Pleasure Island, Wakefield, Massachusetts, 1959-1969
Pleasure Island, the first attempt to imitate the successful Disneyland in California by using a theme park concept, opened its gates in 1959.
William S. Hawkes, publisher of Child Life Magazine, was president and General Manager. Primary financial backing came from the prestigious Boston firm of Cabot, Cabot and Forbes.
Two major theme areas invited patrons to step back into an early New England village and a western frontier town of the 1880's, where they were greeted by pirates, sourdoughs, cowboys, Indians, trainmen and strolling musicians. Over 500 people were employed the first year.
The Yankee area named Clipper Cove, took its cue from Moby Dick, and presented the highlight attraction of the park. Whale boats made in Maine, complete with narrators, left the dock in pursuit of the "great white whale." Sailing past animated swordfish, rhinoceroses and cannibals, the rides big and final thrill occurred when a 70 foot-animated whale rose out of the water. The Wreck of the Hesperus, a dark ride with cars shaped like broad-beamed sailing vessels, was another theme-type attraction in this area.
Old Smokey, an 18-ton reconditioned narrow gauge locomotive circled the park with a trainload of visitors. Built in 1917, to haul slate for the Monson Railroad Company in central Maine, old #3 had been retired since 1930.

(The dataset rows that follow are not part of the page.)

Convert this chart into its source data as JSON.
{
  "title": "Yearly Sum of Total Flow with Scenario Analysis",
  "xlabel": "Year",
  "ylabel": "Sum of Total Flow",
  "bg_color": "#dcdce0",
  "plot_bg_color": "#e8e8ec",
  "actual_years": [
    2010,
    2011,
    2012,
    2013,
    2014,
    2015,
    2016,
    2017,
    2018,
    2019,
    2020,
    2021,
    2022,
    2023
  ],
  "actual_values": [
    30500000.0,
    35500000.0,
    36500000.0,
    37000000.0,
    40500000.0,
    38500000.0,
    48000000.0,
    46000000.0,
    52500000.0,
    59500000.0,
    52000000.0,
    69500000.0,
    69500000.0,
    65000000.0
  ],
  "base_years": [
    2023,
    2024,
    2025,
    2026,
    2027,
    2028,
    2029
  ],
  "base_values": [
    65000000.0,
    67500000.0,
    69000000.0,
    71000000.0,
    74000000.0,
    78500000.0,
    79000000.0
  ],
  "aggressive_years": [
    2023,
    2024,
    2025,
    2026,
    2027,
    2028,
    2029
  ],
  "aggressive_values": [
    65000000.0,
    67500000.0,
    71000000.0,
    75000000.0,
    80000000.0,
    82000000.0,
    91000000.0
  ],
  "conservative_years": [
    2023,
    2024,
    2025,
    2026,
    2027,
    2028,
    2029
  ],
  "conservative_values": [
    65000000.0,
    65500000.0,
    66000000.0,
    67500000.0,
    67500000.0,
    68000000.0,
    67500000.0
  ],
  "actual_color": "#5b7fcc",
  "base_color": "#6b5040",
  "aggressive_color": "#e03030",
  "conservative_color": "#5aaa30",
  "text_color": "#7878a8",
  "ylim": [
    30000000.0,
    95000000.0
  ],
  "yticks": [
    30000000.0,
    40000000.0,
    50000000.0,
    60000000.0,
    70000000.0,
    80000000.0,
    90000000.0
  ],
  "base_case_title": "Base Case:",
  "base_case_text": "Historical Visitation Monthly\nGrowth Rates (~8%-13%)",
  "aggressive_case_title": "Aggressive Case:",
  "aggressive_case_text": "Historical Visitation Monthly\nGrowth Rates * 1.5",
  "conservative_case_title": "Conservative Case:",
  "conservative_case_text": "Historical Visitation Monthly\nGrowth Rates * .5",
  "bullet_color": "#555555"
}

Corporate sponsorship and participation was excellent. In the old western section, Pepsi Cola hosted the Diamond Lil Show in a soft drink cafe. Champ Butler, Hollywood recording artist, headlined the western musical revue as "Ragtime Cowboy Joe." Jenny Gasoline sponsored 18 gas-powered miniature 1911 Cadillacs that circled a track. Hood Dairy's Old Farm and Ice Cream Parlor, Swift & Company's Meat Market, Pepperidge Farm's Bakery, Friend's Baked Beanery, Capt. Snow's Chowder House, Daggett's Handspun Chocolate Shop and Breck's Country Store gave an interesting, subtle commercial touch to the amusement center.
A Magnetic House with tilled walk-thrus and gravity-defying illusions, and Engine City with exhibits of early transportation and steam engines, were located in the New England section.
Additional attractions in the western area included stagecoach rides, the Old Chisholm Trail dark ride, live burro rides, a tractor-surrey ride and Panning for Gold, a game tied in with Merchant's National Bank of Boston.
Live entertainment, headlined by TV and Hollywood stars was presented on a regular basis. Adults paid a gate fee of $1.00 and children 50 cents. Rides and attractions cost 25 cents, 35 cents and 50 cents.
Problems bounded Pleasure Island right from the beginning. Rides didn't work, lines were long and too many visitors failed to have a good time, resulting in very bad word-of-mouth reviews.
By spring 1960, Pleasure Island had changed hands again. Chuck Connors, TV's popular "Rifleman" and a former Boston Celtic, helped bolster attendance during appearances after a pay-one-price policy was introduced.
A 5,000 seat Show Bowl was constructed for shows and concerts, and a carousel, mini-golf course and driving range, baseball batting machines, archery range and fishing holes were added in the early 1960's.
During December 1965, the park opened as a special Christmas Wonderland, complete with Nativity setting, live animals and roaming carolers.
From the mid to late 1960's. Pleasure Island gradually changed from a family theme park to the traditional type of amusement park, as many new rides and games were installed. Go-Karts, twister, astronaut, skydiver, skyfighter, bumper cars, skylift, hi-slide and a miniature train made up the midway.
During its existence. Pleasure Island experienced an up and down history, and was sold again in early 1969, and folded the same season.
Ahead of its time. Pleasure Island was a great idea, but apparently lacked sufficient planning, management and financing to steer the theme concept in the direction originally intended.